After living in Egypt for a decade, Elias travelled back to France in 2009 to study business. Soon, however, he decided to pursue photography instead, and in less than three years, he was covering the conflict in Syria, photographing from the frontlines of the war between rebel fighters and the army of Bashar El Assad.

However, in June 2013, Elias was captured by Isis fighters and would spend 11 months in captivity. Instead of dissuading him from photojournalism, Elias was ever more motivated to highlight stories from the centre and periphery of international conflicts. In 2014, just after he was released, he travelled to Central African Republic to document the ongoing civil war.

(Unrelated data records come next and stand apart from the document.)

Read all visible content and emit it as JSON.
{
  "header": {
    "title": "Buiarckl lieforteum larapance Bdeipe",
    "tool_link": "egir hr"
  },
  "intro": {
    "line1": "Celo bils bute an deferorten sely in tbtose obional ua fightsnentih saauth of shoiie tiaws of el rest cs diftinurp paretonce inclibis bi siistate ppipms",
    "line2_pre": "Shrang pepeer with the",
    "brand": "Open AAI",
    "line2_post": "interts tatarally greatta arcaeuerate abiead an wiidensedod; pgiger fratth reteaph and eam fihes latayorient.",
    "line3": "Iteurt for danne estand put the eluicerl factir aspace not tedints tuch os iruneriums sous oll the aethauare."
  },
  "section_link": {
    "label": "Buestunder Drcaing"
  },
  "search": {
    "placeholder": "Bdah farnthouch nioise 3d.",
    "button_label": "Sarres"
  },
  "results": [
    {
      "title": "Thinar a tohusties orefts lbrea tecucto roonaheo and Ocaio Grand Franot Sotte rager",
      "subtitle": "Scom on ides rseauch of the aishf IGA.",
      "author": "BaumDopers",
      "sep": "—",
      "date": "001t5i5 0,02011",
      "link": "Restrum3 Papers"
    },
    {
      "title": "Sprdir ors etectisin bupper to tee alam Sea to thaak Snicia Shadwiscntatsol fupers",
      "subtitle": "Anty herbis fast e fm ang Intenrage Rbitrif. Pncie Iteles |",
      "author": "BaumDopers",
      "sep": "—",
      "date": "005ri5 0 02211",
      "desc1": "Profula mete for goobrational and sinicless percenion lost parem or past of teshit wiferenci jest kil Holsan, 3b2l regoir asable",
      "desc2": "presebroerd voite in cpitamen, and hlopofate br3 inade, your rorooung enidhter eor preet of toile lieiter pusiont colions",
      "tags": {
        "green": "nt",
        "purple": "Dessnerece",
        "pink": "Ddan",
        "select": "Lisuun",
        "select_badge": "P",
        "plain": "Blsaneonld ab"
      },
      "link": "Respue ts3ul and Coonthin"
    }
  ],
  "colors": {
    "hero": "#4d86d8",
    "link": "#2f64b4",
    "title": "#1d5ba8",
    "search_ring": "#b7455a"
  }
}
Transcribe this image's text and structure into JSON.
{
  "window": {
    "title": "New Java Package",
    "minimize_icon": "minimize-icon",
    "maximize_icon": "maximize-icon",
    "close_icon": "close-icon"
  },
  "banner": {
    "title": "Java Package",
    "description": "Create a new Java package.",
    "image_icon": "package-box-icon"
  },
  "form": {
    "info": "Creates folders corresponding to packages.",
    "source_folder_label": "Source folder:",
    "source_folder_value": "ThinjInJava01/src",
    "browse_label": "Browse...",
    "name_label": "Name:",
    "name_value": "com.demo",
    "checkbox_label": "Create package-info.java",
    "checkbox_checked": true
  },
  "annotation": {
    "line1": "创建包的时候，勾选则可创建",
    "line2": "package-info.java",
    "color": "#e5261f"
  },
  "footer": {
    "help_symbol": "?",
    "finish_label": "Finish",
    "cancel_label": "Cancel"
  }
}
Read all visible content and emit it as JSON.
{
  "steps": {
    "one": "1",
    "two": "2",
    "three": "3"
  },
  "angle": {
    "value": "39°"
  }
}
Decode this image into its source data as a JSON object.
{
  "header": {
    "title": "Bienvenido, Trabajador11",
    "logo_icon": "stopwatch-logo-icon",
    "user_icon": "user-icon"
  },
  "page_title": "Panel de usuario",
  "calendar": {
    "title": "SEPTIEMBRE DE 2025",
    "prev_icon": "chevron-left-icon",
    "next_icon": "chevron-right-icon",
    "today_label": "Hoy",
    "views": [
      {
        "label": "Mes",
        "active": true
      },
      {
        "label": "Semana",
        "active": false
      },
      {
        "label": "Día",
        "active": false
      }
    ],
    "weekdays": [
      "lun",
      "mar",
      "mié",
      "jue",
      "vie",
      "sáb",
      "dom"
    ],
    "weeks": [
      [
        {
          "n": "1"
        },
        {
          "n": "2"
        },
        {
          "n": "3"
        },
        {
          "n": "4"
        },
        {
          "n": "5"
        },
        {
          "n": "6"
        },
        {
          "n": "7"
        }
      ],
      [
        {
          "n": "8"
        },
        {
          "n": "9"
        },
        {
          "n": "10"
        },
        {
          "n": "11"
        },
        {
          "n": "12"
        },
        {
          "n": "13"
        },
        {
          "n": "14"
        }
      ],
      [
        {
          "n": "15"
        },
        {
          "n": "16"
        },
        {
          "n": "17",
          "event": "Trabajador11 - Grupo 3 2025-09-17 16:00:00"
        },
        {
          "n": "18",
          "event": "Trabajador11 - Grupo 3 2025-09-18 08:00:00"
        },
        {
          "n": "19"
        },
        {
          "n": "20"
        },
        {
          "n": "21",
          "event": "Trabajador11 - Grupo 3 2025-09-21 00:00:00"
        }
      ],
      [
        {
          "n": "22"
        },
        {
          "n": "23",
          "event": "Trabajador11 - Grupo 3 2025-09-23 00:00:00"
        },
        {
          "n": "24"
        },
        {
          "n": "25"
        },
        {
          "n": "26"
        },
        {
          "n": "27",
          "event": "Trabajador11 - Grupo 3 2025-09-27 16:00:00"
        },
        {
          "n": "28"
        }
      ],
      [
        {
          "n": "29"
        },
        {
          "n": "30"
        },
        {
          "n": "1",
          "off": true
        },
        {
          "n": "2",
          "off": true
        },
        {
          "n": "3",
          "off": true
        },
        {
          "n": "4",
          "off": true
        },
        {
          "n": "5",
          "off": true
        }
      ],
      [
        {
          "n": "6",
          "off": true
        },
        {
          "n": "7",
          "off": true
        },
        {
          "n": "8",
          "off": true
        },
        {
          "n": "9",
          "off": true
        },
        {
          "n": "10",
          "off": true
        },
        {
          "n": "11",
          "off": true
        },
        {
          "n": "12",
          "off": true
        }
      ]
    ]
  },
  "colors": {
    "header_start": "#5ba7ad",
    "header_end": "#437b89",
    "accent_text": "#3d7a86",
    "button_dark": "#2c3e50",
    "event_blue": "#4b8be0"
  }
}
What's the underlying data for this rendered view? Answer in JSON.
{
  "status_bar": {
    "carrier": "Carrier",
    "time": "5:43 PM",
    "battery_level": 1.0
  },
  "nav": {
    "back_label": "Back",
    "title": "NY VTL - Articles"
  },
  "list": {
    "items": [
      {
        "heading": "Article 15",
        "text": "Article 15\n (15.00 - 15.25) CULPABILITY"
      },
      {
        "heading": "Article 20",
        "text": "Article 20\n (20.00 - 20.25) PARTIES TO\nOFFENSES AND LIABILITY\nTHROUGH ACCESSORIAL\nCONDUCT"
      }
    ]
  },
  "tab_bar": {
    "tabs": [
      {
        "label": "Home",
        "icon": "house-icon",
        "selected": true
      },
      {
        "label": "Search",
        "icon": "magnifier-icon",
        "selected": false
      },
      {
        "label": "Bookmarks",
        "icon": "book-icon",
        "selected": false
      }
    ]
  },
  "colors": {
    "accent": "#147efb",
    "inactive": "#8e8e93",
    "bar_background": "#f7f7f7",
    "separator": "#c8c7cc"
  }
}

At Xposure, Elias is presenting Well 77. The photography series follows firefighters working for Naft Shamal, an oil company in Iraq, as they face the hazards of containing and extinguishing the fires that erupt from oil wells. Elias specifically photographed a weeks-long fight between firefighters and the flames at Well 77 in 2017, in the margins of the dwindling war between Iraq and Isis.

Angela and Jonathan Scott
The Family. Photo: Angela and Jonathan Scott
The Family. Photo: Angela and Jonathan Scott

Angela and Jonathan Scott are among the world’s most distinguished nature photographers. They are the only couple to have each won the Wildlife Photographer of the Year Competition.

Over the past three decades, the couple has travelled across all seven continents, to photograph and to lead workshops. They founded the Sacred Nature Initiative in 2021, a non-profit that is dedicated to raising awareness about the natural environment and the necessity of protecting it. Under the initiative, the couple released the books Sacred Nature: Life’s Eternal Dance and Sacred Nature 2: Reconnecting People to Our Planet.

Their exhibition at Xposure, Mara-Serengeti: A Big Cat Paradise, ties in to the first volume, and is focused on ecosystem of the protected area in Tanzania and its lions, leopards and cheetahs.